Keystone View Company, publisher - 1903 - Library of Congress
Il en est fait mention dans les relations de divers voyageurs, tel, à la fin des années 1670, l’Anglais Lionnel Waffer, qui évoque la fertilité des terres autour de la ville de Nicaragua et note : « Dans toute cette Province on y recueille en abondance du sucre, de la teinture d’écarlate, gome, poix-raisine, du goudron & des bois pour les Navires, du chanvre du lin & du meilleur Cacao de toutes les Indes ; mais il ne sort gueres du pais à cause que ce fruit est le principal ingrédient qui entre dans la composition du Chocolat dont ils y font un usage excessif. » Sans doute les indigènes, qui, pourtant, apprêtaient le cacao en boisson (voir ce mot), n’apportèrent-ils pas assez de soins à leur production cacaoyère. Au tournant du XXe siècle, écrit Henry Jumelle, « la culture est si peu développée que les indigènes s’approvisionnent en Colombie. Le climat du pays est cependant, particulièrement favorable. Autour de Rivas (dans cette contrée où M. Menier (1) établit, en 1863, l’hacienda appelée le Valle-Menier), les cacaoyères sont si prospères que la ville, d’après M. Tonduz, est surnommée la mère du cacao ; et les plantations, paraît-il, réussissent mieux encore à Tortugas, sur les rives de la Sapoa, à la frontière du Nicaragua et de Costa-Rica. » Paul Preuss évoque, quant à lui, des plantations de taille moyenne dans la région de Granada, près du lac de Nicaragua, mentionne le Valle Menier et indique que la belle plantation Las Mercedes appartient à une firme de Hambourg. Toutes plantations qui devaient avoir recours à une irrigation artificielle en raison de la saison sèche (novembre-mai) longue et prononcée et qui se protégeaient du vent, en cette période, par des rangées ininterrompues de manguiers. Quant aux variétés alors cultivées, indique Paul Preuss en 1902, il s’agissait de « deux indigènes et deux importées ». « Les premières sont le “ cacao del pais ” plus rarement appelé “ Criollo ” et le Lagarto ; les deuxièmes sont, à Las Mercedes, le “ Cauca (2) ” de Colombie et le Trinitario de Trinidad ; à Valle Menier, on ne rencontre que le Trinitario. Ce dernier a été introduit dans les dernières années au Nicaragua par le directeur du jardin botanique de Trinidad en même temps que le Lagarto de Nicaragua fut importé à Trinidad et planté au jardin botanique. » Cette introduction du trinitario s’expliquait par sa croissance plus rapide et sa productivité supérieure, même s’il était de qualité inférieure.

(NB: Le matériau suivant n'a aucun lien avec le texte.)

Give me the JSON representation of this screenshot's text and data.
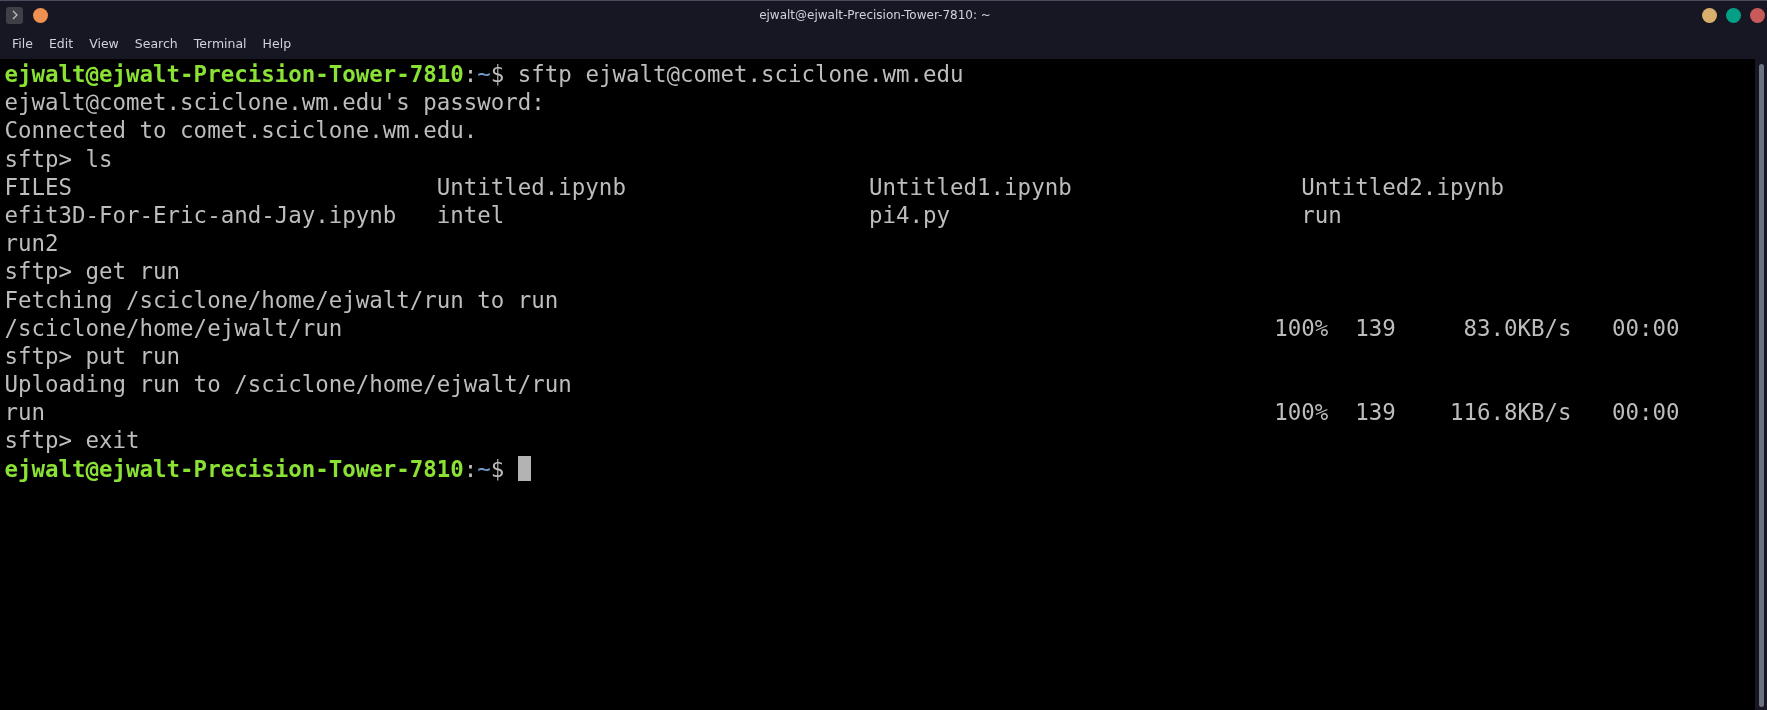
{
  "window": {
    "title": "ejwalt@ejwalt-Precision-Tower-7810: ~",
    "left_controls": [
      {
        "kind": "menu"
      },
      {
        "kind": "dot",
        "color": "#ee9150"
      }
    ],
    "right_controls": [
      {
        "kind": "dot",
        "color": "#d8b06c"
      },
      {
        "kind": "dot",
        "color": "#059f86"
      },
      {
        "kind": "dot",
        "color": "#c95a5a"
      }
    ]
  },
  "menu": [
    "File",
    "Edit",
    "View",
    "Search",
    "Terminal",
    "Help"
  ],
  "terminal": {
    "lines": [
      {
        "kind": "prompt",
        "user": "ejwalt@ejwalt-Precision-Tower-7810",
        "colon": ":",
        "dir": "~",
        "sign": "$",
        "command": "sftp ejwalt@comet.sciclone.wm.edu",
        "cursor": false
      },
      {
        "kind": "text",
        "text": "ejwalt@comet.sciclone.wm.edu's password:"
      },
      {
        "kind": "text",
        "text": "Connected to comet.sciclone.wm.edu."
      },
      {
        "kind": "text",
        "text": "sftp> ls"
      },
      {
        "kind": "columns",
        "cells": [
          "FILES",
          "Untitled.ipynb",
          "Untitled1.ipynb",
          "Untitled2.ipynb"
        ]
      },
      {
        "kind": "columns",
        "cells": [
          "efit3D-For-Eric-and-Jay.ipynb",
          "intel",
          "pi4.py",
          "run"
        ]
      },
      {
        "kind": "columns",
        "cells": [
          "run2"
        ]
      },
      {
        "kind": "text",
        "text": "sftp> get run"
      },
      {
        "kind": "text",
        "text": "Fetching /sciclone/home/ejwalt/run to run"
      },
      {
        "kind": "transfer",
        "name": "/sciclone/home/ejwalt/run",
        "percent": "100%",
        "size": "139",
        "rate": "83.0KB/s",
        "eta": "00:00"
      },
      {
        "kind": "text",
        "text": "sftp> put run"
      },
      {
        "kind": "text",
        "text": "Uploading run to /sciclone/home/ejwalt/run"
      },
      {
        "kind": "transfer",
        "name": "run",
        "percent": "100%",
        "size": "139",
        "rate": "116.8KB/s",
        "eta": "00:00"
      },
      {
        "kind": "text",
        "text": "sftp> exit"
      },
      {
        "kind": "prompt",
        "user": "ejwalt@ejwalt-Precision-Tower-7810",
        "colon": ":",
        "dir": "~",
        "sign": "$",
        "cursor": true
      }
    ]
  }
}
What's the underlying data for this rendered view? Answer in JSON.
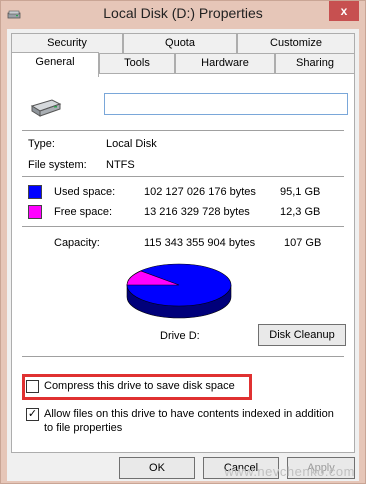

Paris, Exposition Universelle 1889, Pavillon du Nicaragua
(1) « En 1862, E. Menier créait une plantation au Nicaragua en terrain irrigué. Cette plantation s’est beaucoup développée depuis, des cacaoyers de diverses îles des Antilles y ont été acclimatés. L’influence française s’est répandue dans cette région en même temps que notre industrie nationale trouva une matière première précieuse. » (Science et Travail, 1927.) Voir Menier.
(2) « On prépare le cacao Cauca et le Trinitario ensemble sous le nom de “ cacao estranjero ” = cacao étranger ; bien qu’on distingue immédiatement les graines du Cauca à cause de leur volume. » (Paul Preuss.)
(3) Región Autónoma del Atlántico Norte. Une des deux régions autonomes du Nicaragua.
(4) Marque de chocolat de la firme Alfred Ritter GmbH & Co. KG. (Waldenbuch, Allemagne).
Aujourd’hui, environ 6 500 hectares (contre 2 595 en 1979) sont consacrés au cacao, en petites parcelles d’un hectare en moyenne. Depuis le début du xxie siècle, au regard de la demande mondiale croissante et des prix attractifs du marché, le gouvernement a choisi d’encourager cette culture, à travers plusieurs programmes visant à créer de nouvelles plantations et à rénover les cacaoyères existantes. Sept zones de production sont concernées : Rancho Grande, Waslala, El Tuma-La Dalia ; El Triangulo Minero (Rosita, Bonanza, Siuna) ; Matiguas, Muy Muy, Rio Blanco ; El Rama, Muelle de los Bueyes, Nueva Guinea ; Rio San Juan (San Carlos, Sábalos, El Castillo ; Cua, Wiwili, San José de Bocay ; Granada y Rivas.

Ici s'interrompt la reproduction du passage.